There are a couple of committees that Bellows admits she has a passion for and has a desire to serve on, including the Police Services Board. As a victim of a horrific crime, Bellows has been a victim’s advocate for years and believes she can bring a unique perspective to the police board. “I’ve had to navigate the system for 20 years and as a victim I believe I can bring a different viewpoint.” She also pointed to planning and public health as issues she finds important.

Dolores Fabiano, Executive Director of the South Niagara Chambers of Commerce, said she is encouraged by the fresh faces that will be around council chambers and particularly the newly elected female politicians. “I think it’s very positive to see some new and returning female faces on Regional Council.  Women offer a different perspective based on their personal experiences, which in turn may affect the range of policy issues that are considered and the types of solutions that are proposed. It also changes the norms about who can lead and what qualities are necessary in leadership.”
Fabiano added: “At the end of the day, regardless of whether they are male or female, we are looking to our elected officials to be transparent, open, honest and willing to work together for the betterment of Niagara.”

Regional councillor and Lincoln mayor Sandra Easton said it is indeed an impressive group of women heading to Regional Council. “I think it is a return to better balance and we have an opportunity to achieve better decision making as a result,” said Mayor Easton. While Easton said she wasn’t sure if any of the rookie councillors will come to her for advice, she did say she is willing to listen and offer advice if called upon. “We just need to focus on the decision-making process and listen to the experts, examine the research and look at the facts. We aren’t there to beat the drum for our own communities but rather have the long term vision that will make all of Niagara better.” Easton said that if the new councillors begin with that mindset then the chances of staying within that thought process are good. “We need to work collectively to develop good policy.”

Leanna Villella, regional councillor-elect from Welland, said she has four main priorities she wants to pursue during the upcoming term. “Number one for me is mental health and addictions services, with affordable housing a very close second on my list,” said Villella. In terms of mental health Villella said that there are so many programs that are involved with that sector, she’d like to see them work more closely together to capitalize on funding. On the affordable housing front, she said it’s not just about solving a homeless problem. “Young people today can’t afford their first home and there are seniors on fixed incomes.” In addition to the social issues Villella added that the Region must keep taxes low and make sure they are getting a good return on investment as well as support small business, which she said is the backbone of the Niagara economy.

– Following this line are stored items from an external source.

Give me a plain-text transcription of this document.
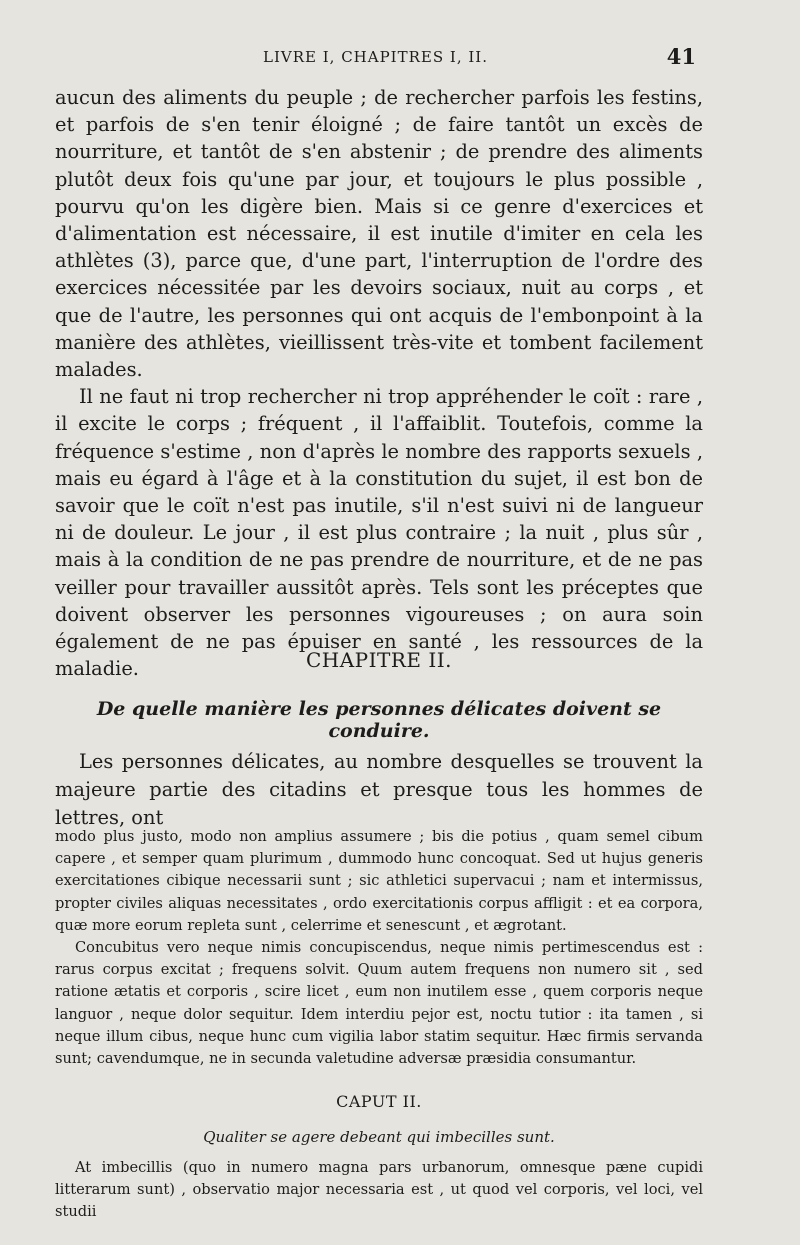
LIVRE I, CHAPITRES I, II.	41

aucun des aliments du peuple ; de rechercher parfois les festins, et parfois de s'en tenir éloigné ; de faire tantôt un excès de nourriture, et tantôt de s'en abstenir ; de prendre des aliments plutôt deux fois qu'une par jour, et toujours le plus possible , pourvu qu'on les digère bien. Mais si ce genre d'exercices et d'alimentation est nécessaire, il est inutile d'imiter en cela les athlètes (3), parce que, d'une part, l'interruption de l'ordre des exercices nécessitée par les devoirs sociaux, nuit au corps , et que de l'autre, les personnes qui ont acquis de l'embonpoint à la manière des athlètes, vieillissent très-vite et tombent facilement malades.

Il ne faut ni trop rechercher ni trop appréhender le coït : rare , il excite le corps ; fréquent , il l'affaiblit. Toutefois, comme la fréquence s'estime , non d'après le nombre des rapports sexuels , mais eu égard à l'âge et à la constitution du sujet, il est bon de savoir que le coït n'est pas inutile, s'il n'est suivi ni de langueur ni de douleur. Le jour , il est plus contraire ; la nuit , plus sûr , mais à la condition de ne pas prendre de nourriture, et de ne pas veiller pour travailler aussitôt après. Tels sont les préceptes que doivent observer les personnes vigoureuses ; on aura soin également de ne pas épuiser en santé , les ressources de la maladie.	CHAPITRE II.
De quelle manière les personnes délicates doivent se conduire.

Les personnes délicates, au nombre desquelles se trouvent la majeure partie des citadins et presque tous les hommes de lettres, ont

modo plus justo, modo non amplius assumere ; bis die potius , quam semel cibum capere , et semper quam plurimum , dummodo hunc concoquat. Sed ut hujus generis exercitationes cibique necessarii sunt ; sic athletici supervacui ; nam et intermissus, propter civiles aliquas necessitates , ordo exercitationis corpus affligit : et ea corpora, quæ more eorum repleta sunt , celerrime et senescunt , et ægrotant.

Concubitus vero neque nimis concupiscendus, neque nimis pertimescendus est : rarus corpus excitat ; frequens solvit. Quum autem frequens non numero sit , sed ratione ætatis et corporis , scire licet , eum non inutilem esse , quem corporis neque languor , neque dolor sequitur. Idem interdiu pejor est, noctu tutior : ita tamen , si neque illum cibus, neque hunc cum vigilia labor statim sequitur. Hæc firmis servanda sunt; cavendumque, ne in secunda valetudine adversæ præsidia consumantur.

CAPUT II.
Qualiter se agere debeant qui imbecilles sunt.

At imbecillis (quo in numero magna pars urbanorum, omnesque pæne cupidi litterarum sunt) , observatio major necessaria est , ut quod vel corporis, vel loci, vel studii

Former regional councillor April Jeffs, who did not seek re-election in order to focus on her run in the upcoming federal election (she is the Conservative nominee in Niagara Centre), said she too is impressed with the quality of female candidates that were elected. “It’s great to see that the number of women has doubled on Regional Council and I know their contributions will definitely bring some fresh, new perspective to this new term of council. I think women definitely tend to favour a very pragmatic approach to decision-making. I also believe that women make great leaders because of their commitment to establishing and building solid relationships in the workplace and their community,” said Jeffs.

While eight out of 32 councillors being female isn’t where many people would like to see that ratio, doubling up on the previous number is a good start in the minds of many. “I’m looking forward to the next four years. I’m very hopeful,” said Councillor Easton.

Regional Council meets Thursday at 10:00am to select a new chair.